In 1864 there was a further proposal for a pier, this time in the North Bay with a capitalization of £15,000, leading to the formation of the Scarborough Promenade Pier Company and in 1865 they issued a prospectus proposing a 1000 ft pier.
That year engineer and prominent pier designer Eugenius Birch was engaged, then the company was registered with the Board of Trade and the next year the company was granted a provisional order – the Scarborough Promenade Pier Order 1866 – to proceed.
A £12,135 offer by J.E. Dowson of London to build the pier was accepted and the first piles were driven in September 1866 and with a change of contractor the pier was complete by 1869 and the pier was opened on 1 May that year.

The pier was designed to be 1000 ft long and 20 ft wide and the pier head itself was 50 ft wide and 150 ft long with 6 ft of water at low spring tide.
The pier design had facilities for angling and a pier head shelter for band concerts.

== Operation and destruction ==

There were frequent collisions of steamers with the pier head and the pier never made much money.
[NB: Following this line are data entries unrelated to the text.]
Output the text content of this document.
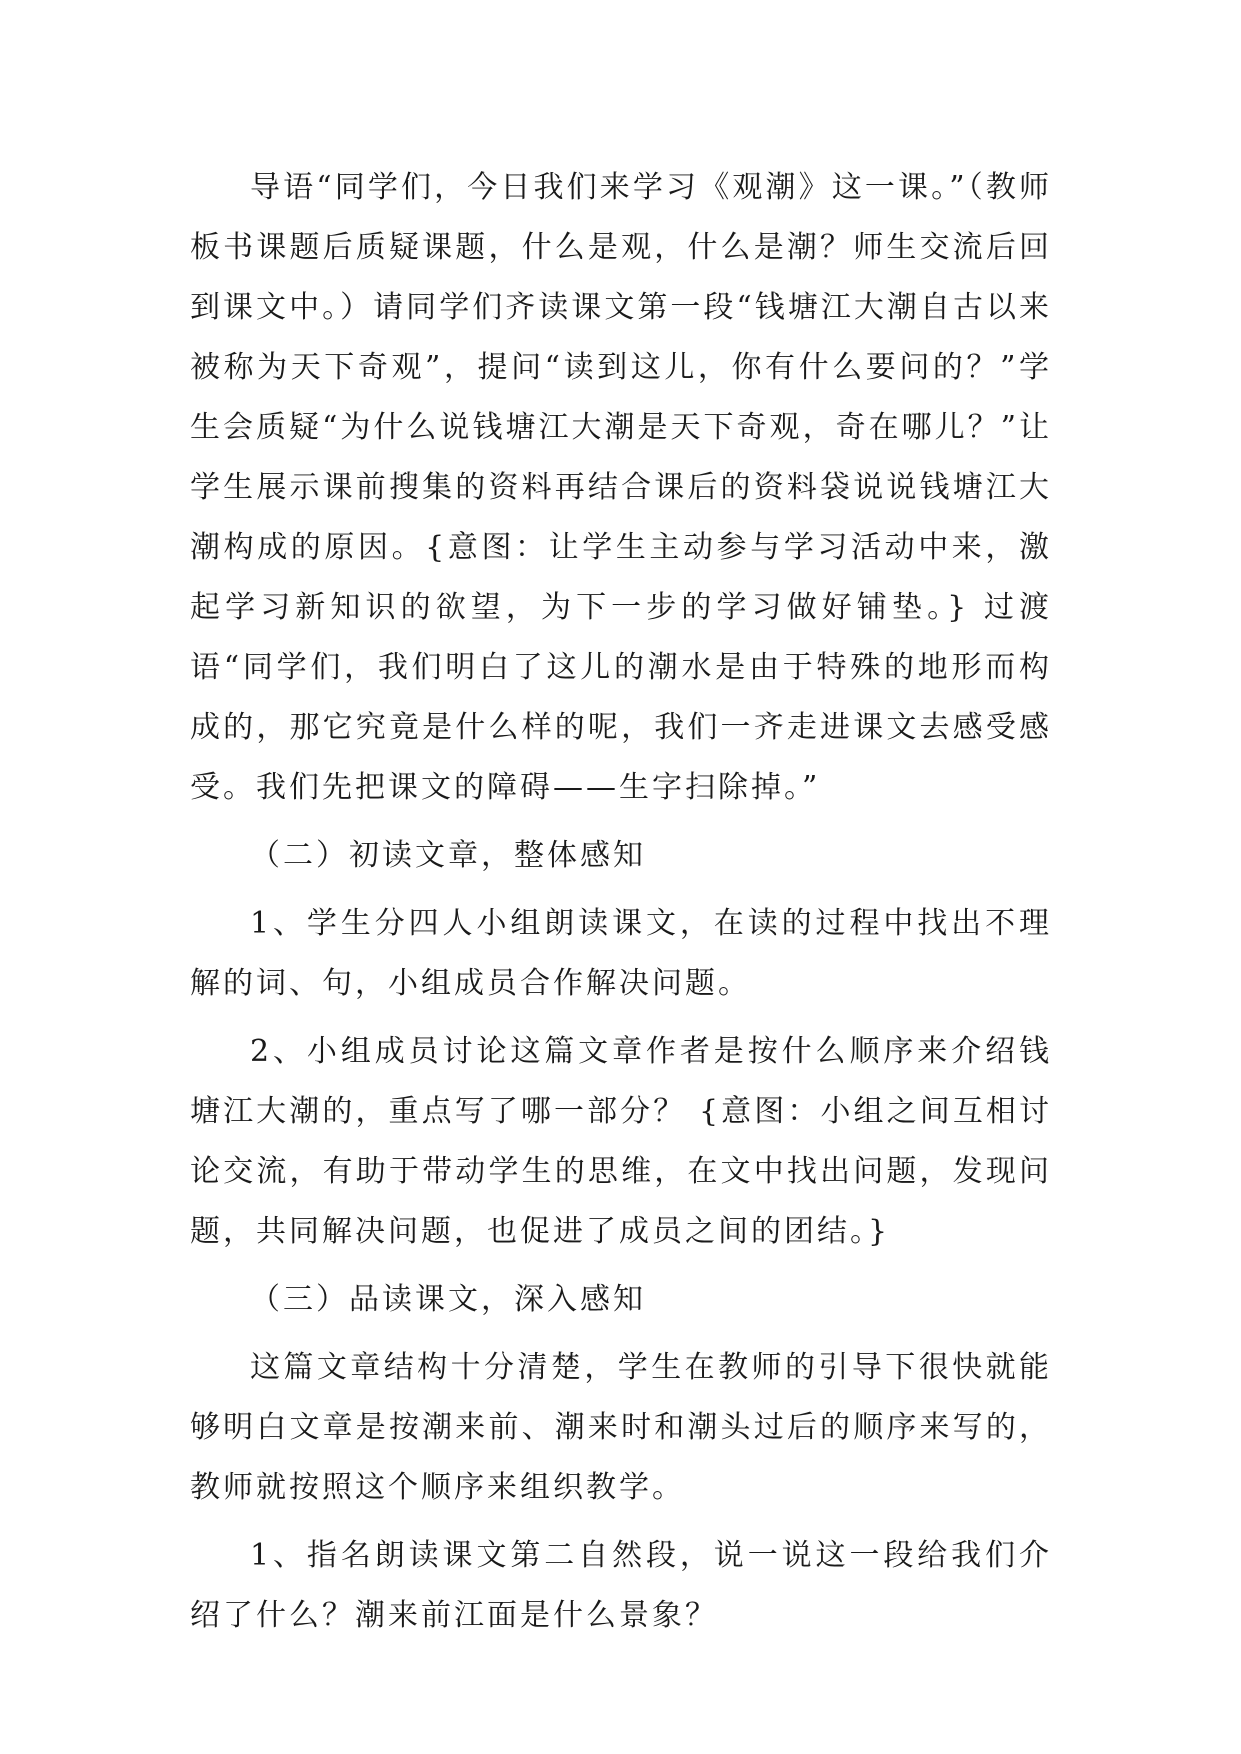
导语“同学们，今日我们来学习《观潮》这一课。”（教师板书课题后质疑课题，什么是观，什么是潮？师生交流后回到课文中。）请同学们齐读课文第一段“钱塘江大潮自古以来被称为天下奇观”，提问“读到这儿，你有什么要问的？”学生会质疑“为什么说钱塘江大潮是天下奇观，奇在哪儿？”让学生展示课前搜集的资料再结合课后的资料袋说说钱塘江大潮构成的原因。{意图：让学生主动参与学习活动中来，激起学习新知识的欲望，为下一步的学习做好铺垫。} 过渡语“同学们，我们明白了这儿的潮水是由于特殊的地形而构成的，那它究竟是什么样的呢，我们一齐走进课文去感受感受。我们先把课文的障碍——生字扫除掉。”

（二）初读文章，整体感知

1、学生分四人小组朗读课文，在读的过程中找出不理解的词、句，小组成员合作解决问题。

2、小组成员讨论这篇文章作者是按什么顺序来介绍钱塘江大潮的，重点写了哪一部分？ {意图：小组之间互相讨论交流，有助于带动学生的思维，在文中找出问题，发现问题，共同解决问题，也促进了成员之间的团结。}

（三）品读课文，深入感知

这篇文章结构十分清楚，学生在教师的引导下很快就能够明白文章是按潮来前、潮来时和潮头过后的顺序来写的，教师就按照这个顺序来组织教学。

1、指名朗读课文第二自然段，说一说这一段给我们介绍了什么？潮来前江面是什么景象？
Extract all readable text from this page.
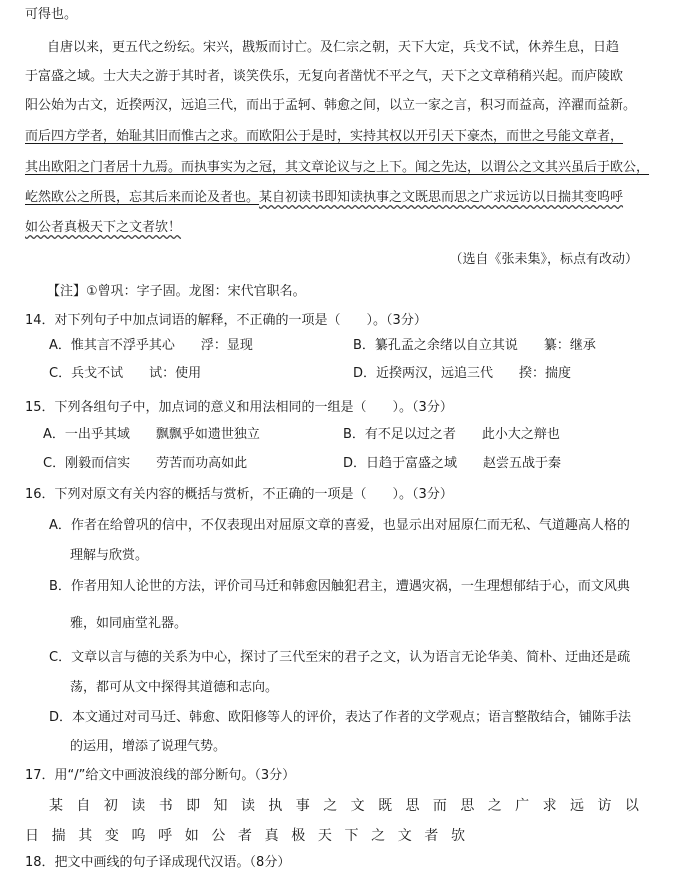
可得也。
自唐以来，更五代之纷纭。宋兴，戡叛而讨亡。及仁宗之朝，天下大定，兵戈不试，休养生息，日趋
于富盛之域。士大夫之游于其时者，谈笑佚乐，无复向者凿忧不平之气，天下之文章稍稍兴起。而庐陵欧
阳公始为古文，近揆两汉，远追三代，而出于孟轲、韩愈之间，以立一家之言，积习而益高，淬濯而益新。
而后四方学者，始耻其旧而惟古之求。而欧阳公于是时，实持其权以开引天下豪杰，而世之号能文章者，
其出欧阳之门者居十九焉。而执事实为之冠，其文章论议与之上下。闻之先达，以谓公之文其兴虽后于欧公，
屹然欧公之所畏，忘其后来而论及者也。某自初读书即知读执事之文既思而思之广求远访以日揣其变呜呼
如公者真极天下之文者欤！
（选自《张耒集》，标点有改动）
【注】①曾巩：字子固。龙图：宋代官职名。
14．对下列句子中加点词语的解释，不正确的一项是（　　）。（3分）
A．惟其言不浮乎其心　　浮：显现	B．纂孔孟之余绪以自立其说　　纂：继承
C．兵戈不试　　试：使用	D．近揆两汉，远追三代　　揆：揣度
15．下列各组句子中，加点词的意义和用法相同的一组是（　　）。（3分）
A．一出乎其域　　飘飘乎如遗世独立	B．有不足以过之者　　此小大之辩也
C．刚毅而信实　　劳苦而功高如此	D．日趋于富盛之域　　赵尝五战于秦
16．下列对原文有关内容的概括与赏析，不正确的一项是（　　）。（3分）
A．作者在给曾巩的信中，不仅表现出对屈原文章的喜爱，也显示出对屈原仁而无私、气道趣高人格的
理解与欣赏。
B．作者用知人论世的方法，评价司马迁和韩愈因触犯君主，遭遇灾祸，一生理想郁结于心，而文风典
雅，如同庙堂礼器。
C．文章以言与德的关系为中心，探讨了三代至宋的君子之文，认为语言无论华美、简朴、迂曲还是疏
荡，都可从文中探得其道德和志向。
D．本文通过对司马迁、韩愈、欧阳修等人的评价，表达了作者的文学观点；语言整散结合，铺陈手法
的运用，增添了说理气势。
17．用“/”给文中画波浪线的部分断句。（3分）
某 自 初 读 书 即 知 读 执 事 之 文 既 思 而 思 之 广 求 远 访 以
日 揣 其 变 呜 呼 如 公 者 真 极 天 下 之 文 者 欤
18．把文中画线的句子译成现代汉语。（8分）
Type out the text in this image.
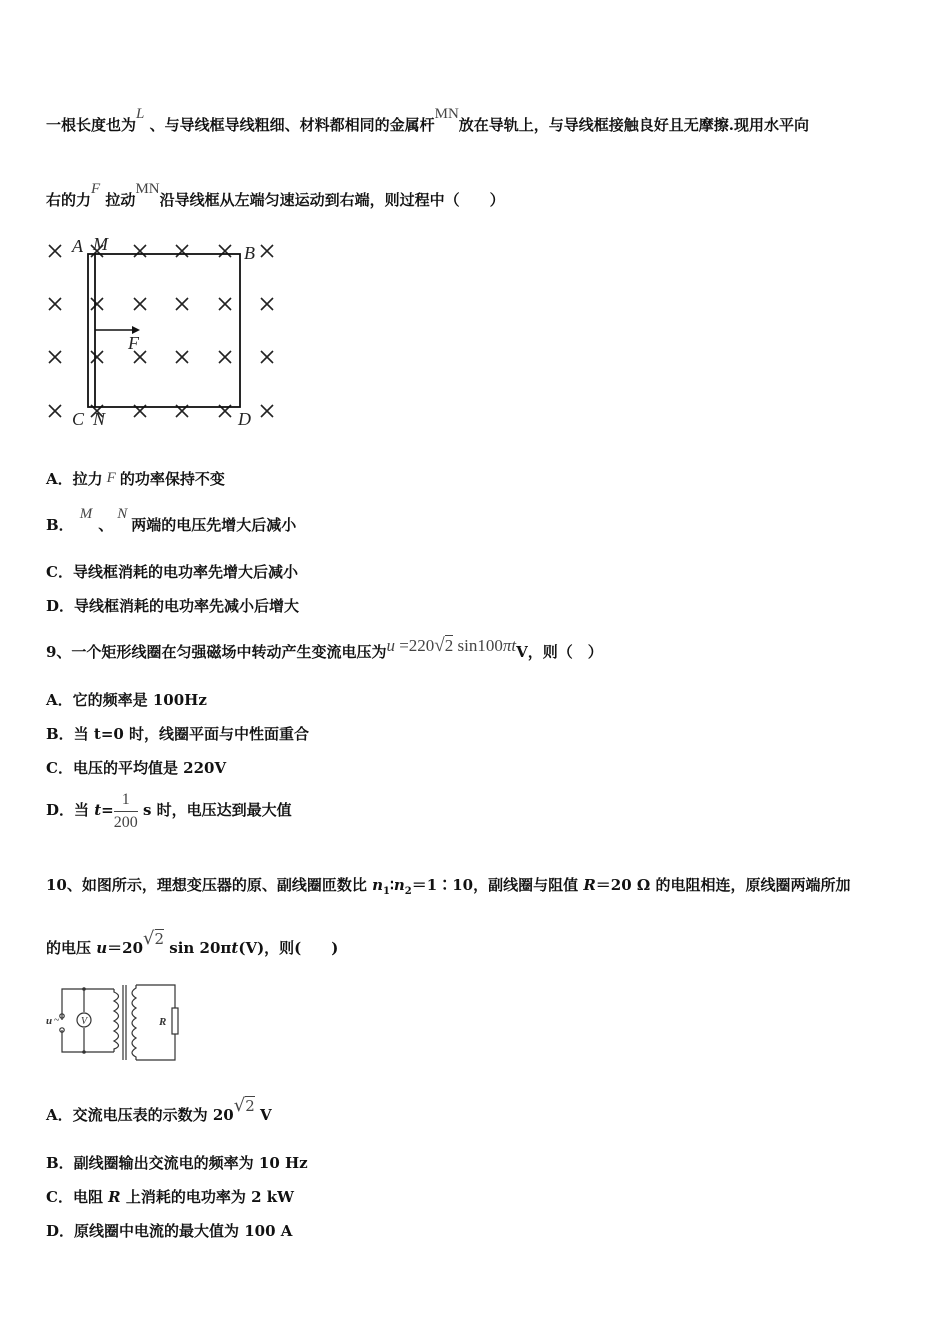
一根长度也为L 、与导线框导线粗细、材料都相同的金属杆MN放在导轨上，与导线框接触良好且无摩擦.现用水平向
右的力F 拉动MN沿导线框从左端匀速运动到右端，则过程中（　　）
A M	B
F
C N	D
A．拉力 F 的功率保持不变
B．M、N两端的电压先增大后减小
C．导线框消耗的电功率先增大后减小
D．导线框消耗的电功率先减小后增大
9、一个矩形线圈在匀强磁场中转动产生变流电压为u =220√2 sin100πtV，则（　）
A．它的频率是 100Hz
B．当 t=0 时，线圈平面与中性面重合
C．电压的平均值是 220V
D．当 $t= \frac{1}{200}$ s 时，电压达到最大值
10、如图所示，理想变压器的原、副线圈匝数比 $n_1∶n_2=1∶10$，副线圈与阻值 R＝20 Ω 的电阻相连，原线圈两端所加
的电压 u＝20√2 sin 20πt(V)，则(　　)
V
u ~	R
A．交流电压表的示数为 20√2 V
B．副线圈输出交流电的频率为 10 Hz
C．电阻 R 上消耗的电功率为 2 kW
D．原线圈中电流的最大值为 100 A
With the closure of the nearby Queens Parade Cliff Lift (1878-1887) income fell, the company was wound up and the pier was sold in 1889 for £1,240. In 1889 the new owners spent £10,000 replacing the original entrance booths with an entrance building and restaurant, enlarging the pier head and adding a pavilion and refreshment room and even with variety shows it failed to generate enough income.

The pier was sold again in 1904 for £3,500 but on 7 January next year it was wrecked in a storm leaving only the entrance pavilion and isolated pier head. Later the pier head was demolished leaving the entrance building, itself demolished in 1914.